Notes from Curtis...

Abiqua Falls

2010-02-27 Edited: 2024-03-11

This post was recovered from an old blog that I had while in college. I’ve only updated misspellings or dead links, but left any cringe worthy things or immature thoughts. I’ve decided to leave them as a snapshot of who I was and to see how far I’ve come. Any photos have been freshly edited and so are not the same as what was originally posted. Over the years I had several blogs, most lost to time, and I wanted to recover some lost memories and reflect on my life.

J

ust outside of a small dilapidated town in Oregon there is a waterfall not often spoken of. The gravel road leading to the trail head is only three miles long, but strewn with enough head sized rocks that you must crawl at a pace slower than walking. Is this the reason the waterfall stays well out of the spotlight? Or could it be the short, under-a-mile trail that literally slides down the side of the ravine to the creek bed? No that’s not it either. Then it must be the ATV use area just miles from the creek which surly pollutes the sweet sounds of nature with loud metallic whines and gunshot style backfires. Nope. Then what the heck is it?

A waterfall flowing into a pool surrounded by a columnar basalt amphitheater
ABIQUA FALLS 2010-02-15

Abiqua falls is 101 feet of thundering water made even more powerful by the amphitheater of red tinged columnar basalt that surrounds the viewer. That 101 feet was also the world record for the highest waterfall run by a kayaker in 2002. Now Abiqua is just a little waterfall visited often only by local kids and the rogue hiker from Portland. It’s relative loneliness makes it all the more attractive in the often crowded trails and forest of the pacific northwest.

On a rare sunny afternoon in February I saw the photos online of Abiqua and instantly thought I could make it there before sunset. I gathered up some water, some snacks, and my camera gear tossed it in the back of my small car and motored off to find another slice of beautiful Oregon. After an hours drive I came to the yellow gate and parked my car. The air was fresh despite the nearby OHV area and the sun was running frantically for the horizon and so I set off. Another 30 minutes down a muddy slip and slide and along the bank of an almost cliche beautiful Oregon stream and I could see the walls of basalt. I could hear the rumble of the falls, No I could FEEL the rumble of the falls. I scampered of the last set of rocks and rounded the corner into the amphitheater.

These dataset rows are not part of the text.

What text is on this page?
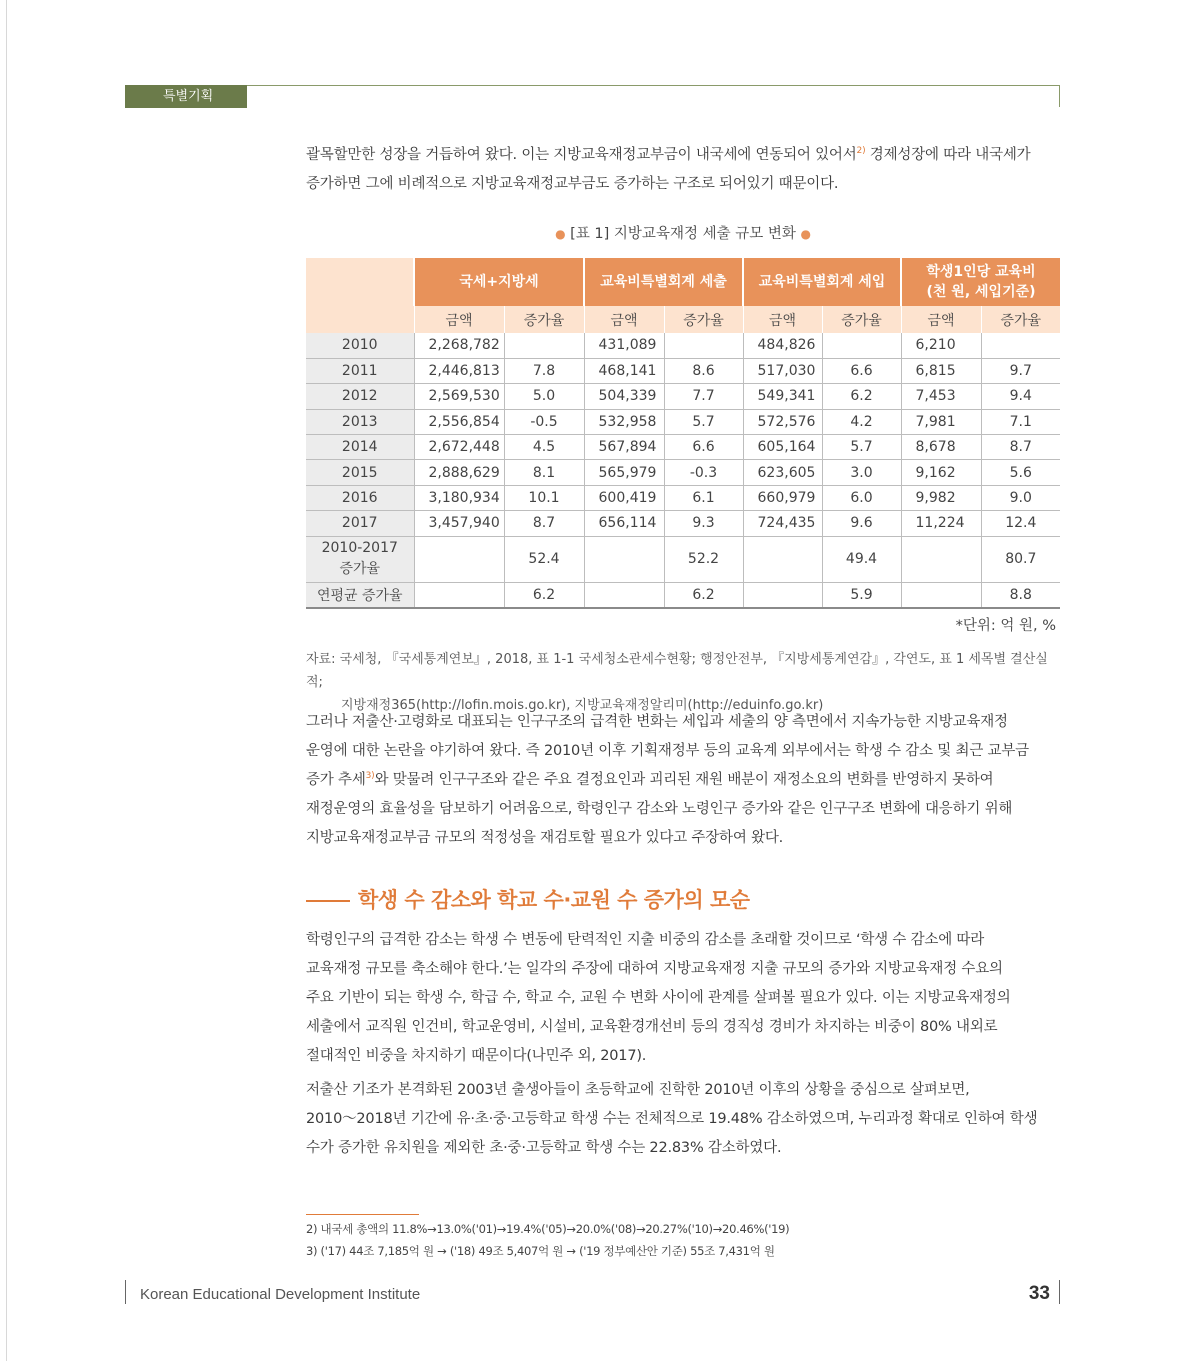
특별기획
괄목할만한 성장을 거듭하여 왔다. 이는 지방교육재정교부금이 내국세에 연동되어 있어서$^{2)}$ 경제성장에 따라 내국세가
증가하면 그에 비례적으로 지방교육재정교부금도 증가하는 구조로 되어있기 때문이다.
● [표 1] 지방교육재정 세출 규모 변화 ●
	국세+지방세		교육비특별회계 세출		교육비특별회계 세입		학생1인당 교육비
(천 원, 세입기준)	

	금액	증가율	금액	증가율	금액	증가율	금액	증가율
2010	2,268,782		431,089		484,826		6,210	
2011	2,446,813	7.8	468,141	8.6	517,030	6.6	6,815	9.7
2012	2,569,530	5.0	504,339	7.7	549,341	6.2	7,453	9.4
2013	2,556,854	-0.5	532,958	5.7	572,576	4.2	7,981	7.1
2014	2,672,448	4.5	567,894	6.6	605,164	5.7	8,678	8.7
2015	2,888,629	8.1	565,979	-0.3	623,605	3.0	9,162	5.6
2016	3,180,934	10.1	600,419	6.1	660,979	6.0	9,982	9.0
2017	3,457,940	8.7	656,114	9.3	724,435	9.6	11,224	12.4

2010-2017
증가율		52.4		52.2		49.4		80.7
연평균 증가율		6.2		6.2		5.9		8.8
*단위: 억 원, %
자료: 국세청, 『국세통계연보』, 2018, 표 1-1 국세청소관세수현황; 행정안전부, 『지방세통계연감』, 각연도, 표 1 세목별 결산실적;
지방재정365(http://lofin.mois.go.kr), 지방교육재정알리미(http://eduinfo.go.kr)
그러나 저출산·고령화로 대표되는 인구구조의 급격한 변화는 세입과 세출의 양 측면에서 지속가능한 지방교육재정
운영에 대한 논란을 야기하여 왔다. 즉 2010년 이후 기획재정부 등의 교육계 외부에서는 학생 수 감소 및 최근 교부금
증가 추세$^{3)}$와 맞물려 인구구조와 같은 주요 결정요인과 괴리된 재원 배분이 재정소요의 변화를 반영하지 못하여
재정운영의 효율성을 담보하기 어려움으로, 학령인구 감소와 노령인구 증가와 같은 인구구조 변화에 대응하기 위해
지방교육재정교부금 규모의 적정성을 재검토할 필요가 있다고 주장하여 왔다.
학생 수 감소와 학교 수·교원 수 증가의 모순
학령인구의 급격한 감소는 학생 수 변동에 탄력적인 지출 비중의 감소를 초래할 것이므로 ‘학생 수 감소에 따라
교육재정 규모를 축소해야 한다.’는 일각의 주장에 대하여 지방교육재정 지출 규모의 증가와 지방교육재정 수요의
주요 기반이 되는 학생 수, 학급 수, 학교 수, 교원 수 변화 사이에 관계를 살펴볼 필요가 있다. 이는 지방교육재정의
세출에서 교직원 인건비, 학교운영비, 시설비, 교육환경개선비 등의 경직성 경비가 차지하는 비중이 80% 내외로
절대적인 비중을 차지하기 때문이다(나민주 외, 2017).
저출산 기조가 본격화된 2003년 출생아들이 초등학교에 진학한 2010년 이후의 상황을 중심으로 살펴보면,
2010～2018년 기간에 유·초·중·고등학교 학생 수는 전체적으로 19.48% 감소하였으며, 누리과정 확대로 인하여 학생
수가 증가한 유치원을 제외한 초·중·고등학교 학생 수는 22.83% 감소하였다.
2) 내국세 총액의 11.8%→13.0%('01)→19.4%('05)→20.0%('08)→20.27%('10)→20.46%('19)
3) ('17) 44조 7,185억 원 → ('18) 49조 5,407억 원 → ('19 정부예산안 기준) 55조 7,431억 원
Korean Educational Development Institute	33
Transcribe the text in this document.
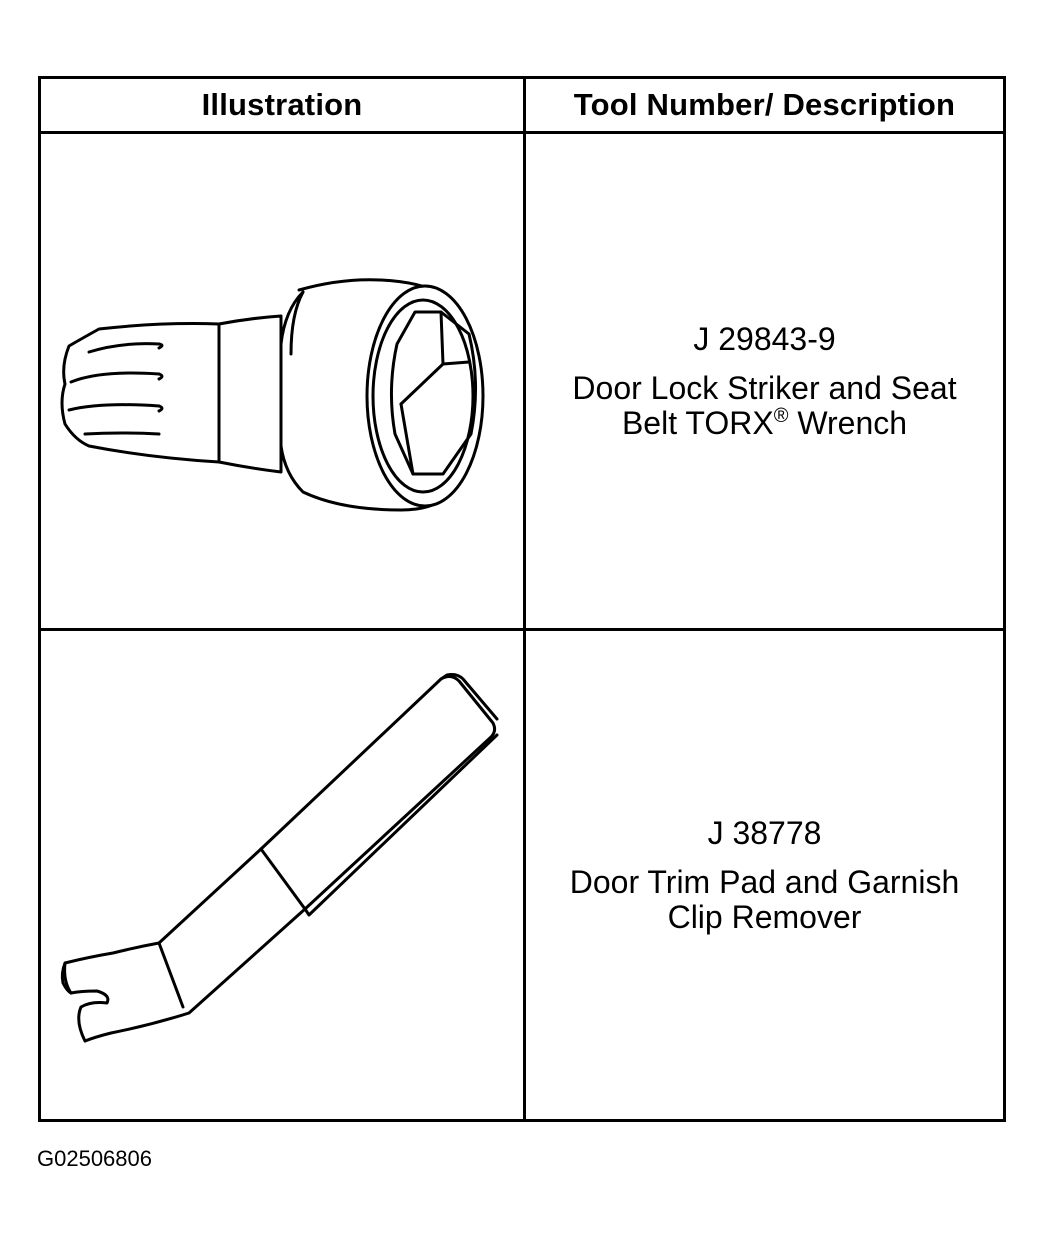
Illustration	Tool Number/ Description
J 29843-9
Door Lock Striker and Seat
Belt TORX® Wrench
J 38778
Door Trim Pad and Garnish
Clip Remover
G02506806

No set of words, let alone my own, could serve the scene justice. The high hundred foot walls of basalt with lichen, moss, and even ferns growing in their own little micro climates. The oval shaped, perfectly sanded stones that ran out into the middle of the amphitheater serving as the ultimate spot to view the falls from. The deep blue green pool of cold water, surly most of it from the Oregon rain that could only be so pure. And of course, Abiqua Falls. All 101 feet tumbling over the edge of the basalt cliffs, spilling into that deep pool, polishing those perfect stones, and feeding the ferns the water they need to survive via mist floating through the air seeming more like microscopic fairies than water droplets.

A moss covered rock with a flowing creek in the background
ABIQUA CREEK 2010-02-15
The flowing waters of a creek with smooth river rocks on the bank
ABIQUA CREEK 2010-02-15

The best part was that I had it all to myself, not a single person, not even a noise other than the falls. Another piece of my Oregon puzzle had been found. This slice tasting the best of all, yet it was no better than any other place in Oregon. I’m finding more and more that it’s how everything fits together, rather than the individual pieces that fill my heart will love for Oregon.